To determine the treatment times required for isolated lumbar decompressions and for combined decompression and instrumented fusion procedures to compare the relative reimbursements for each type of operation as a function of time expenditure by the surgeon.

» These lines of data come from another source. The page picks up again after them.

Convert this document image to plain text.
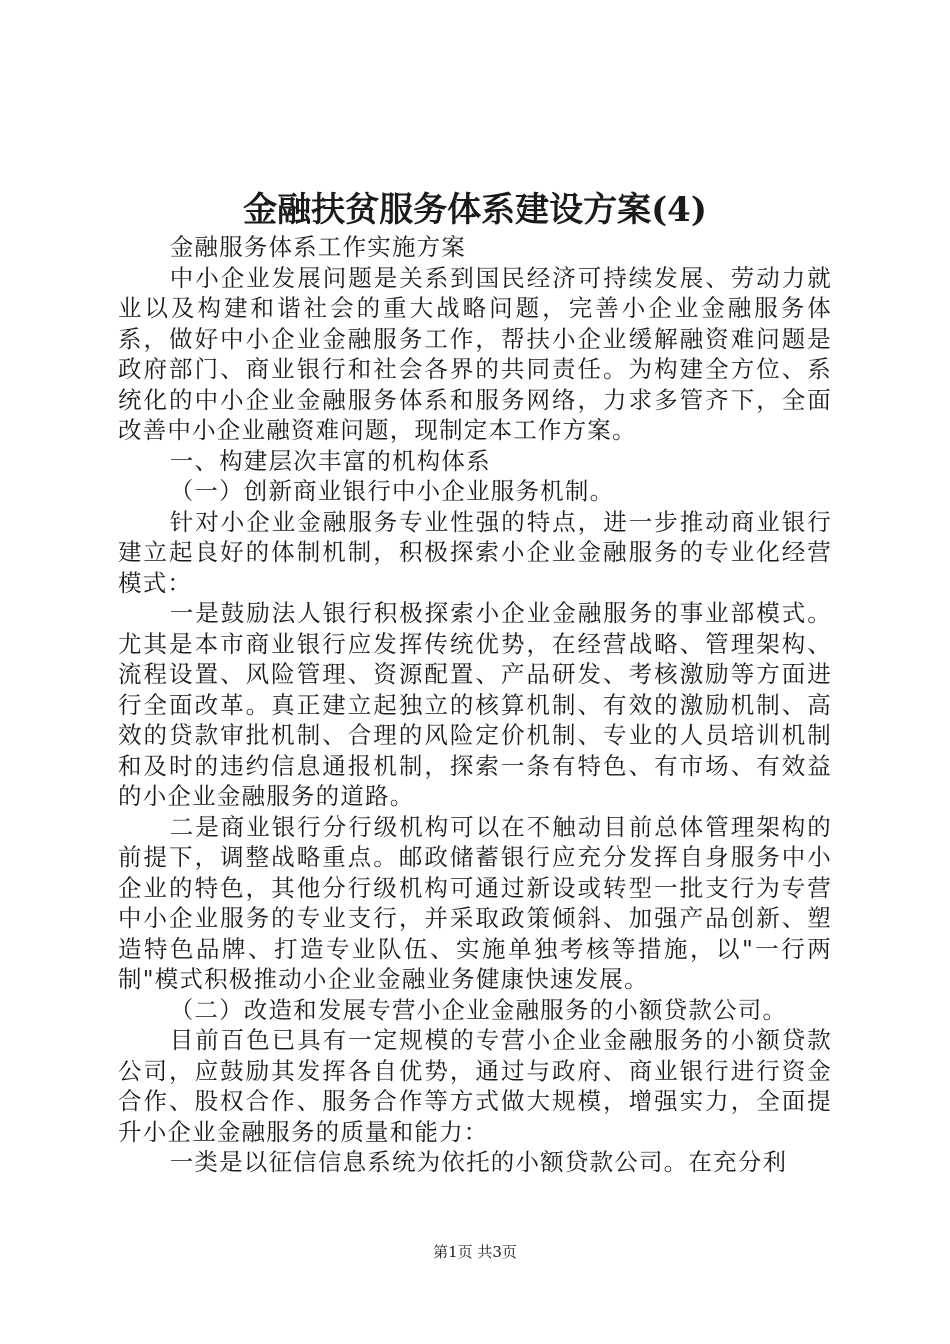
金融扶贫服务体系建设方案(4)

金融服务体系工作实施方案

中小企业发展问题是关系到国民经济可持续发展、劳动力就业以及构建和谐社会的重大战略问题，完善小企业金融服务体系，做好中小企业金融服务工作，帮扶小企业缓解融资难问题是政府部门、商业银行和社会各界的共同责任。为构建全方位、系统化的中小企业金融服务体系和服务网络，力求多管齐下，全面改善中小企业融资难问题，现制定本工作方案。

一、构建层次丰富的机构体系

（一）创新商业银行中小企业服务机制。

针对小企业金融服务专业性强的特点，进一步推动商业银行建立起良好的体制机制，积极探索小企业金融服务的专业化经营模式：

一是鼓励法人银行积极探索小企业金融服务的事业部模式。尤其是本市商业银行应发挥传统优势，在经营战略、管理架构、流程设置、风险管理、资源配置、产品研发、考核激励等方面进行全面改革。真正建立起独立的核算机制、有效的激励机制、高效的贷款审批机制、合理的风险定价机制、专业的人员培训机制和及时的违约信息通报机制，探索一条有特色、有市场、有效益的小企业金融服务的道路。

二是商业银行分行级机构可以在不触动目前总体管理架构的前提下，调整战略重点。邮政储蓄银行应充分发挥自身服务中小企业的特色，其他分行级机构可通过新设或转型一批支行为专营中小企业服务的专业支行，并采取政策倾斜、加强产品创新、塑造特色品牌、打造专业队伍、实施单独考核等措施，以"一行两制"模式积极推动小企业金融业务健康快速发展。

（二）改造和发展专营小企业金融服务的小额贷款公司。

目前百色已具有一定规模的专营小企业金融服务的小额贷款公司，应鼓励其发挥各自优势，通过与政府、商业银行进行资金合作、股权合作、服务合作等方式做大规模，增强实力，全面提升小企业金融服务的质量和能力：

一类是以征信信息系统为依托的小额贷款公司。在充分利

第1页 共3页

SUMMARY OF BACKGROUND DATA

Under current Medicare fee schedules, the payment for a fusion procedure is higher than of an isolated decompression. It has been recently suggested in the lay press that the greater reimbursement for a lumbar arthrodesis may inappropriately influence the manner in which surgeons elect to treat lumbar degenerative conditions, resulting in what they believe to be a substantial number of unnecessary spinal fusions.

METHODS

A consecutive series of 50 single-level decompression cases performed by single surgeon were retrospectively analyzed and compared with an equivalent cohort of subjects who underwent single-level decompression and instrumented posterolateral fusion with autogenous iliac crest bone grafting. The operative reports, office charts, and billing records were reviewed to determine the total clinical time invested by the surgeon and the Medicare reimbursement for each surgery.

RESULTS

Relative to the corresponding values of the decompression group, combined decompression and fusion procedures were associated with a longer mean surgical time (134.6 min vs. 47.3 min, P<0.0001), a greater number of postoperative visits (1.0 vs. 3.2, P<0.0001), a higher mean total clinical time expenditure (186.6 min vs. 62.2 min, P<0.0001), and a lower mean dollars received per minute of surgeon time ($12.51 vs. $15.51, P<0.001).

CONCLUSIONS

These findings challenge the assertion that spine surgeons have an undue financial incentive to recommend a combined decompression and instrumented fusion procedure over an isolated decompression to patients with symptomatic lumbar degeneration, especially when considering the greater time, effort, and risk characteristic of this more complex operation.

摘要

研究设计

回顾性病例对照研究/经济分析。

目的

确定单纯腰椎减压术以及减压联合器械融合术所需的治疗时间,以比较每种手术类型根据外科医生的时间投入所获得的相对报销费用。

背景数据总结

根据现行医疗保险费用表,融合手术的费用高于单纯减压术。最近,大众媒体暗示,腰椎融合术更高的报销费用可能会不适当地影响外科医生选择治疗腰椎退行性疾病的方式,导致他们认为有大量不必要的脊柱融合手术。

方法

对一位外科医生连续进行的50例单节段减压病例进行回顾性分析,并与一组接受单节段减压并采用自体髂骨植骨进行器械辅助后外侧融合术的同等病例进行比较。查阅手术报告、门诊病历和计费记录,以确定外科医生投入的总临床时间以及每次手术的医疗保险报销费用。

结果

与减压组的相应值相比,减压联合融合手术的平均手术时间更长(134.6分钟对47.3分钟,P<0.0001),术后就诊次数更多(1.0次对3.2次,P<0.0001),平均总临床时间支出更高(186.6分钟对62.2分钟,P<0.0001),且外科医生每投入一分钟所获得的平均金额更低(12.51美元对15.51美元,P<0.001)。

结论

这些发现对以下观点提出了质疑,即脊柱外科医生在向有症状的腰椎退变患者推荐减压联合器械融合手术而非单纯减压手术时存在不当的经济动机,尤其是考虑到这种更复杂手术具有更长的时间、更高的难度和风险。